Fast Food Marketing
By Tom Dougherty
Fast food marketing: Avoid inside-out thinking
This is going to sound like a slam on White Castle, but it’s not. It’s just that the fast food chain is promoting an element that’s representative of what ails most fast food marketing. Most of it looks inside-out.
Rather than outside-in.
Let me explain. White Castle, actually one of the better fast food brands, offers a Crave Clutch delivery package with meals that are “the perfect choice for family meals and gatherings.” The brand leverages a dubious fact, saying it invented carry out when it toyed with the idea in the 1930s.
Whether the latter claim is true or not is beside the point. Whether it creates preference is not.
Fast food marketing suffers from an error common to many categories. Everything is about the company or brand. Not about the user, whose emotional identification with fast food brands remains soft.
Fast food chains often try to gain market share by rotating items on their menu. Buying up new locations. Or offering cheaper deals. That just tells target audiences to shop around, without demonstrating any loyalty to a specific brand. It’s all akin to the dilemma craft beers find themselves in, a web story you can view here.
“Fast food marketers, look for the emotion. Not what you offer. Otherwise, you remain spinning in the fast food marketing cycle.”
Fast food marketing should create long-term preference
There are only a few fast food chains with true preference. Chief among them is Chick-fil-A, which has the most sales per location of them all. And yet, what is its key? It’s brand.
Unlike most fast food marketing, Chick-fil-A doesn’t promote cheap deals or keep changing its menu. Its brand actually means something to people. While its current campaign may seem corny to some, it actually features the customer. And fits within the brand promise of warm feelings.
The funny thing is that position isn’t terribly special. But it is in fast food because so few brands claim anything. McDonald’s remains No. 1 because of its many locations, heritage, and brand that says “fun.”

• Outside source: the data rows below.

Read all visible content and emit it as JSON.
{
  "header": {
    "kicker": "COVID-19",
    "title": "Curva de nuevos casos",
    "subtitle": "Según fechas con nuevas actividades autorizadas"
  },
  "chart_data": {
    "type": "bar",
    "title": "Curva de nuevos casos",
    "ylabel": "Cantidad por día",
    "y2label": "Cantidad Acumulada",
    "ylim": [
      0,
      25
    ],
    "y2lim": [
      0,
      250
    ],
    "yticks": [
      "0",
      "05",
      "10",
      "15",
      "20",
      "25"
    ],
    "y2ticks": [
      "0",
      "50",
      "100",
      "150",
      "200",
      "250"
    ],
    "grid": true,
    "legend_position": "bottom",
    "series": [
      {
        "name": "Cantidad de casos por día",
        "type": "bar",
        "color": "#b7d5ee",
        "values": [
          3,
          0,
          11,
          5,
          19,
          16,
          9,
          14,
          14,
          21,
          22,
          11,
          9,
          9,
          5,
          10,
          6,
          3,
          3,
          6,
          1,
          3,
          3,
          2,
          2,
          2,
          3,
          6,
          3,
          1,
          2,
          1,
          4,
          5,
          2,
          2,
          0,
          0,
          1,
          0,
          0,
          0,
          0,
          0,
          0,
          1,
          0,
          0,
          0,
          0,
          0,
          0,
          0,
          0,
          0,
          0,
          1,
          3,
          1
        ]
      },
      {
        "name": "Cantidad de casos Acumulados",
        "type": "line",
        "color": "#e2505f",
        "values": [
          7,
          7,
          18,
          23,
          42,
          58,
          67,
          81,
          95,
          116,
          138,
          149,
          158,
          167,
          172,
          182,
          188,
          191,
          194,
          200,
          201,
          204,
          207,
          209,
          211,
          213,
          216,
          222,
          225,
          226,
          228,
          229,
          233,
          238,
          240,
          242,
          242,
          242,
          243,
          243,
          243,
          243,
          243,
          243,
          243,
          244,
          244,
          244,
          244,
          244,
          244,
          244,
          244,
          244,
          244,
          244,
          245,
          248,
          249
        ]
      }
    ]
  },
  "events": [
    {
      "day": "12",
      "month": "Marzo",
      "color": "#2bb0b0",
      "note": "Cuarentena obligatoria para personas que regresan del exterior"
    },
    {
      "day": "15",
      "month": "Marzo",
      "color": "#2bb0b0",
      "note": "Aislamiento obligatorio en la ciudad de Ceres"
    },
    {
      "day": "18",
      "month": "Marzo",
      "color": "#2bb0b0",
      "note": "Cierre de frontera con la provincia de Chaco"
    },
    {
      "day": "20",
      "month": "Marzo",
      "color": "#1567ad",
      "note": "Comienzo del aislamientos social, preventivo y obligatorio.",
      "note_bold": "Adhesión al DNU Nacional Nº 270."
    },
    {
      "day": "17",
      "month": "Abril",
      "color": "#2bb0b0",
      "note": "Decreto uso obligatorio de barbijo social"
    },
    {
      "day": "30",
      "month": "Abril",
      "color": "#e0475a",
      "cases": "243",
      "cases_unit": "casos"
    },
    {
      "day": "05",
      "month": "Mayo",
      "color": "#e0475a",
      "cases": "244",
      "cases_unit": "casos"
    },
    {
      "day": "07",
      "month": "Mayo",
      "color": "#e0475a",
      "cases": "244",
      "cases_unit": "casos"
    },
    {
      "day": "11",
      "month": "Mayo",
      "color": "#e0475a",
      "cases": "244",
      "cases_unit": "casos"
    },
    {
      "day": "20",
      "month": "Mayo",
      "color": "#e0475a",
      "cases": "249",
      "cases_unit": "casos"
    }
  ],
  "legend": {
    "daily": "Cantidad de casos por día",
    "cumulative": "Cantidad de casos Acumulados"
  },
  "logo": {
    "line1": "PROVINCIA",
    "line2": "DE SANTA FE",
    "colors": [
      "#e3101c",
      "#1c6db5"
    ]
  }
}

The rest? Who knows? So, instead, they use cliches like “crave” or make claims based on operations from nearly 100 years ago. It’s always what fast food brand X is. Not who fast food brand X’s customer is.
Warm feelings and fun are a bit inside-out too. But they also explain the emotions customers feel when they go into Chick-fil-A or McDonalds.
Fast food marketers, look for emotion. Not what you offer. Otherwise, you remain spinning in the fast food marketing cycle that may increase short-term sales. And do nothing to create long-term preference.